I often catch certain people looking at me.  Their eyes are fixed.  They are watching everything I do.  They are watching every frown and every smile.  I’ve caught my Grandmother Shamamta doing it.  And she finally said to me the other day in her Inshalla voice, wishes for me to have another boy.  One of my uncles has done it as well.  He seems to be wondering how I can smile and laugh as much as I do.  My close friend had tried to tell me once how she was so deeply affected from my loss, and months later, after I had stopped talking about it, she told me that her anxiety level was so high that her doctor gave her anti-anxiety medication and a referral to a therapist.  She was reminded of death and her fear escalated.

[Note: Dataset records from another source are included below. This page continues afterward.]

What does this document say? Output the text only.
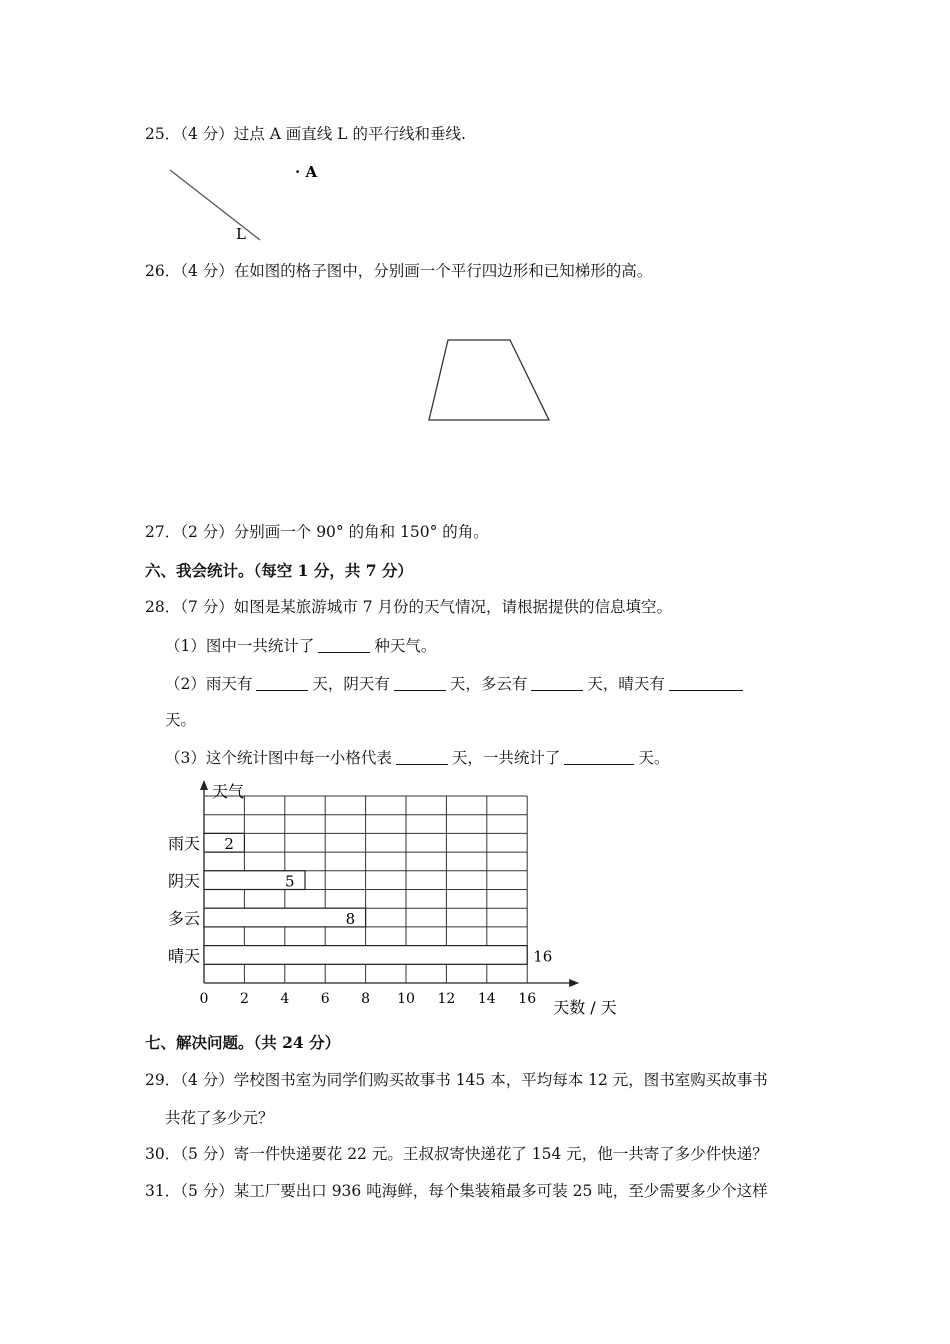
25．（4 分）过点 A 画直线 L 的平行线和垂线.
· A
L
26．（4 分）在如图的格子图中，分别画一个平行四边形和已知梯形的高。
27．（2 分）分别画一个 90° 的角和 150° 的角。
六、我会统计。（每空 1 分，共 7 分）
28．（7 分）如图是某旅游城市 7 月份的天气情况，请根据提供的信息填空。
（1）图中一共统计了	种天气。
（2）雨天有	天，阴天有	天，多云有	天，晴天有
天。
（3）这个统计图中每一小格代表	天，一共统计了	天。
天气
天数 / 天
0 2 4 6 8 10 12 14 16
雨天 2
阴天	5
多云	8
晴天	16
七、解决问题。（共 24 分）
29．（4 分）学校图书室为同学们购买故事书 145 本，平均每本 12 元，图书室购买故事书
共花了多少元？
30．（5 分）寄一件快递要花 22 元。王叔叔寄快递花了 154 元，他一共寄了多少件快递？
31．（5 分）某工厂要出口 936 吨海鲜，每个集装箱最多可装 25 吨，至少需要多少个这样
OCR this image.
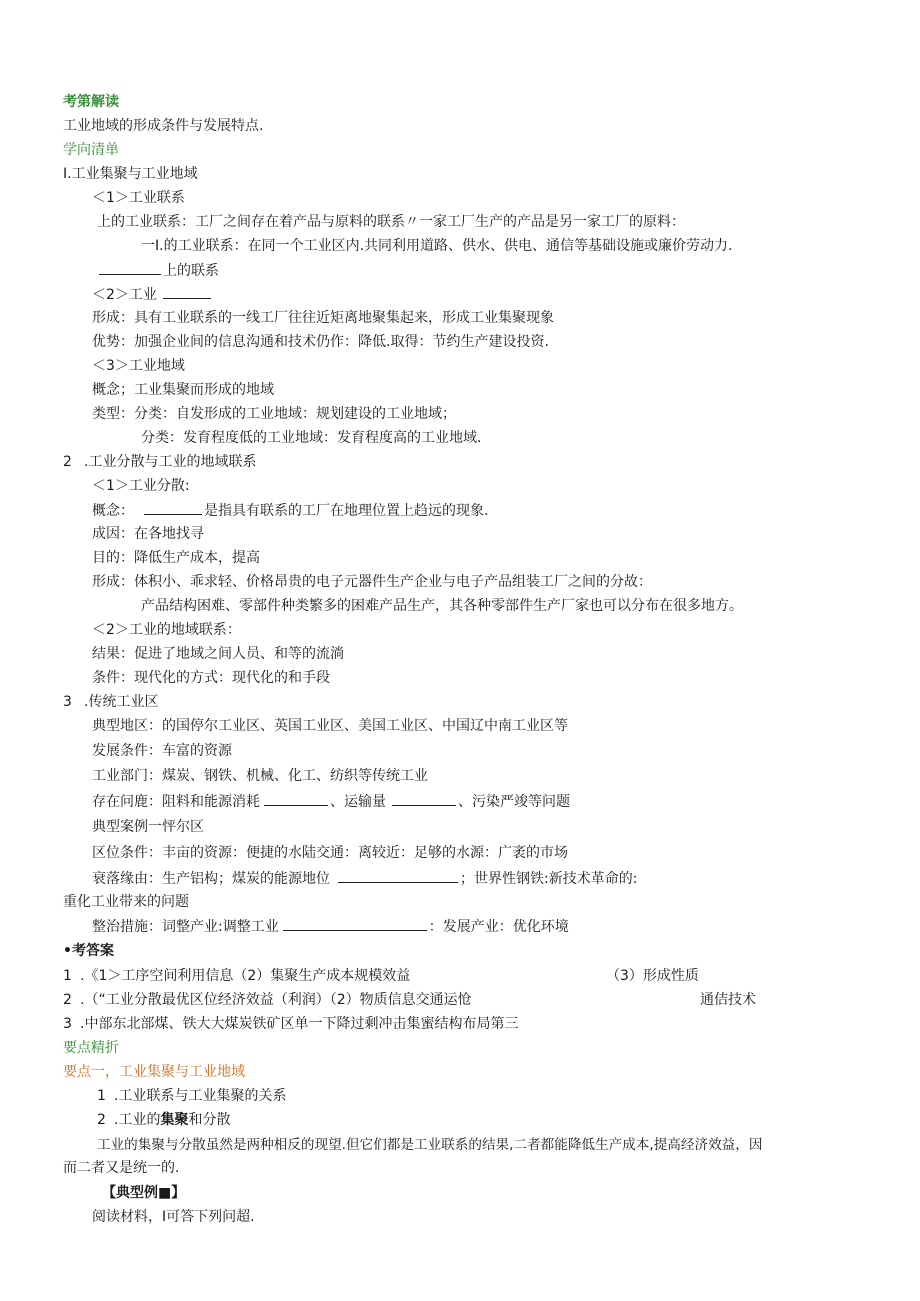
考第解读
工业地域的形成条件与发展特点.
学向清单
I.工业集聚与工业地域
＜1＞工业联系
上的工业联系：工厂之间存在着产品与原料的联系〃一家工厂生产的产品是另一家工厂的原料：
一I.的工业联系：在同一个工业区内.共同利用道路、供水、供电、通信等基础设施或廉价劳动力.
上的联系
＜2＞工业
形成：具有工业联系的一线工厂往往近矩离地聚集起来，形成工业集聚现象
优势：加强企业间的信息沟通和技术仍作：降低.取得：节约生产建设投资.
＜3＞工业地域
概念；工业集聚而形成的地域
类型：分类：自发形成的工业地域：规划建设的工业地域；
分类：发育程度低的工业地域：发育程度高的工业地域.
2 .工业分散与工业的地域联系
＜1＞工业分散:
概念：	是指具有联系的工厂在地理位置上趋远的现象.
成因：在各地找寻
目的：降低生产成本，提高
形成：体积小、乖求轻、价格昂贵的电子元器件生产企业与电子产品组装工厂之间的分故：
产品结构困难、零部件种类繁多的困难产品生产，其各种零部件生产厂家也可以分布在很多地方。
＜2＞工业的地域联系：
结果：促进了地域之间人员、和等的流淌
条件：现代化的方式：现代化的和手段
3 .传统工业区
典型地区：的国停尔工业区、英国工业区、美国工业区、中国辽中南工业区等
发展条件：车富的资源
工业部门：煤炭、钢铁、机械、化工、纺织等传统工业
存在问鹿：阻料和能源消耗	、运输量	、污染严竣等问题
典型案例一怦尔区
区位条件：丰亩的资源：便捷的水陆交通：离较近：足够的水源：广袤的市场
衰落缘由：生产铝构；煤炭的能源地位	；世界性钢铁:新技术革命的:
重化工业带来的问题
整治措施：词整产业:调整工业	：发展产业：优化环境
•考答案
1 .《1＞工序空间利用信息（2）集聚生产成本规模效益	（3）形成性质
2 .（“工业分散最优区位经济效益（利润）（2）物质信息交通运怆	通佶技术
3 .中部东北部煤、铁大大煤炭铁矿区单一下降过剩冲击集蜜结构布局第三
要点精折
要点一，工业集聚与工业地域
1 .工业联系与工业集聚的关系
2 .工业的集聚和分散
工业的集聚与分散虽然是两种相反的现望.但它们都是工业联系的结果,二者都能降低生产成本,提高经济效益，因
而二者又是统一的.
【典型例■】
阅读材料，I可答下列问超.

And then I remember the people that try NOT to look at me for too long, because they are too afraid to be reminded of something that we can never escape.  And I think to myself, what would happen if these people tried a Buddhist meditation that I have yet to try, where you meditate on your own death.  Where, no matter how hard you try, you are unable to prevent this inevitable death.  What would happen to us if we all did that?  Wouldn’t it help us stop fighting with each other?  Stop bickering?  Stop blabbing about things that simply don’t matter.  Wouldn’t it keep us from spending money on ridiculous things and maybe spend it on others who need food, medicine, or shelter? 

For my friend, I wouldn’t try to do away with the reminder.  I would embrace it and the anxiety will diminish.  I am thankful that I am able to even though I’m just learning how to do that.  And for those that try to forget it, I will always be a reminder for them that death exists.  That’s okay by me.  When they see me smile,  I hope they think, what enables her to smile?  What does she know that I don’t?  And maybe they’ll ask.  And if not, maybe they’ll wonder.  That is usually the beginning of something wonderful.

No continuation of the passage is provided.